Yelp provided a sneaky way to get augmented reality in their new app, but they might have made things worse for all of us. In a post yesterday on TechCrunch, Matt Galligan thinks that this move might make Apple look even harder at each app approval — taking longer for each one, and rejecting a higher percentage. That’s not good.
He makes some good points. Here’s his basic argument:
My concern is that Yelp has set an awful precedent by this act. Now, every app developer will likely undergo even more scrutiny. Accessing private API’s goes against the agreement every iPhone developer has to abide by when submitting applications to the App Store.
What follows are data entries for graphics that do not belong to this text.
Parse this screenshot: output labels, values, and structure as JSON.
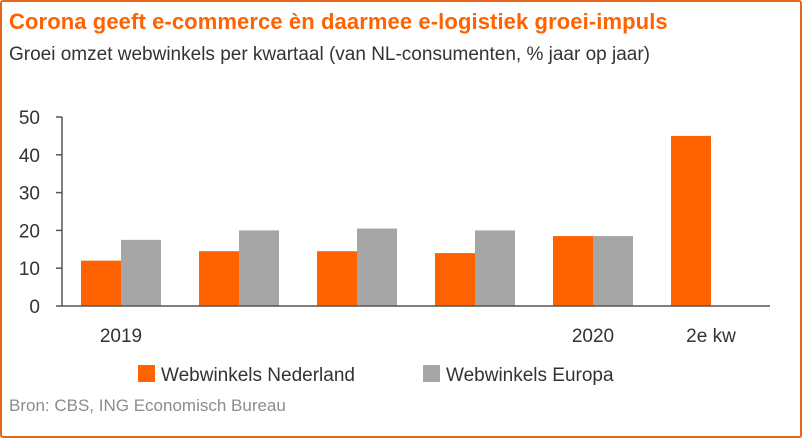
{
  "title": "Corona geeft e-commerce èn daarmee e-logistiek groei-impuls",
  "subtitle": "Groei omzet webwinkels per kwartaal (van NL-consumenten, % jaar op jaar)",
  "source": "Bron: CBS, ING Economisch Bureau",
  "colors": {
    "accent": "#ff6200",
    "nederland": "#ff6200",
    "europa": "#a6a6a6",
    "frame": "#e8651c"
  },
  "chart_data": {
    "type": "bar",
    "categories": [
      "2019",
      "",
      "",
      "",
      "2020",
      "2e kw"
    ],
    "series": [
      {
        "name": "Webwinkels Nederland",
        "values": [
          12,
          14.5,
          14.5,
          14,
          18.5,
          45
        ]
      },
      {
        "name": "Webwinkels Europa",
        "values": [
          17.5,
          20,
          20.5,
          20,
          18.5,
          null
        ]
      }
    ],
    "yticks": [
      0,
      10,
      20,
      30,
      40,
      50
    ],
    "ylim": [
      0,
      50
    ],
    "grid": false,
    "legend_position": "bottom"
  }
}
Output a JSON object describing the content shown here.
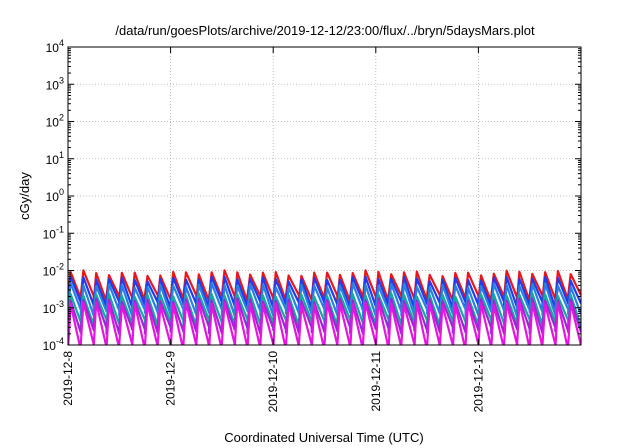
{
  "chart_data": {
    "type": "line",
    "title": "/data/run/goesPlots/archive/2019-12-12/23:00/flux/../bryn/5daysMars.plot",
    "xlabel": "Coordinated Universal Time (UTC)",
    "ylabel": "cGy/day",
    "yscale": "log",
    "ylim": [
      0.0001,
      10000
    ],
    "y_ticks": [
      {
        "base": "10",
        "exp": "-4",
        "value": 0.0001
      },
      {
        "base": "10",
        "exp": "-3",
        "value": 0.001
      },
      {
        "base": "10",
        "exp": "-2",
        "value": 0.01
      },
      {
        "base": "10",
        "exp": "-1",
        "value": 0.1
      },
      {
        "base": "10",
        "exp": "0",
        "value": 1
      },
      {
        "base": "10",
        "exp": "1",
        "value": 10
      },
      {
        "base": "10",
        "exp": "2",
        "value": 100
      },
      {
        "base": "10",
        "exp": "3",
        "value": 1000
      },
      {
        "base": "10",
        "exp": "4",
        "value": 10000
      }
    ],
    "xlim": [
      "2019-12-08",
      "2019-12-13"
    ],
    "x_ticks": [
      "2019-12-8",
      "2019-12-9",
      "2019-12-10",
      "2019-12-11",
      "2019-12-12"
    ],
    "grid": true,
    "sawtooth_period_hours": 3,
    "series": [
      {
        "color": "#e8171b",
        "peak": 0.0085,
        "trough": 0.0018,
        "trend": 0.12
      },
      {
        "color": "#1f3cf0",
        "peak": 0.006,
        "trough": 0.0012,
        "trend": 0.1
      },
      {
        "color": "#2a7fe0",
        "peak": 0.004,
        "trough": 0.00075,
        "trend": 0.1
      },
      {
        "color": "#15a8a0",
        "peak": 0.0022,
        "trough": 0.0004,
        "trend": 0.08
      },
      {
        "color": "#9b26d4",
        "peak": 0.0016,
        "trough": 0.00025,
        "trend": 0.08
      },
      {
        "color": "#e515e0",
        "peak": 0.0013,
        "trough": 9e-05,
        "trend": 0.08
      }
    ]
  }
}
By subverting this agreement through an “easter egg”, Yelp could very well cause the approval process to become more draconian. Whereas before, Apple was primarily looking for trademark violations, “correct” usage of their Human Interface Guidelines, and show-stopping bugs, they’ll now have to go over each app with fine-toothed comb to make sure no feature that is likely to be unsanctioned will be released. Now granted, this may also be seen as a big cry for openness in the App Store, but so long as the App Store approval process remains in the status quo, deceitful acts like this won’t continue to go unnoticed by them.
I’d like to say I disagree, but I can’t. I still don’t understand why Apple wanted developers to wait for 3.1 to release AR apps, but Yelp probably should have listened. It’s still a neat app to show off to friends, but now things might get a bit rougher for all of us.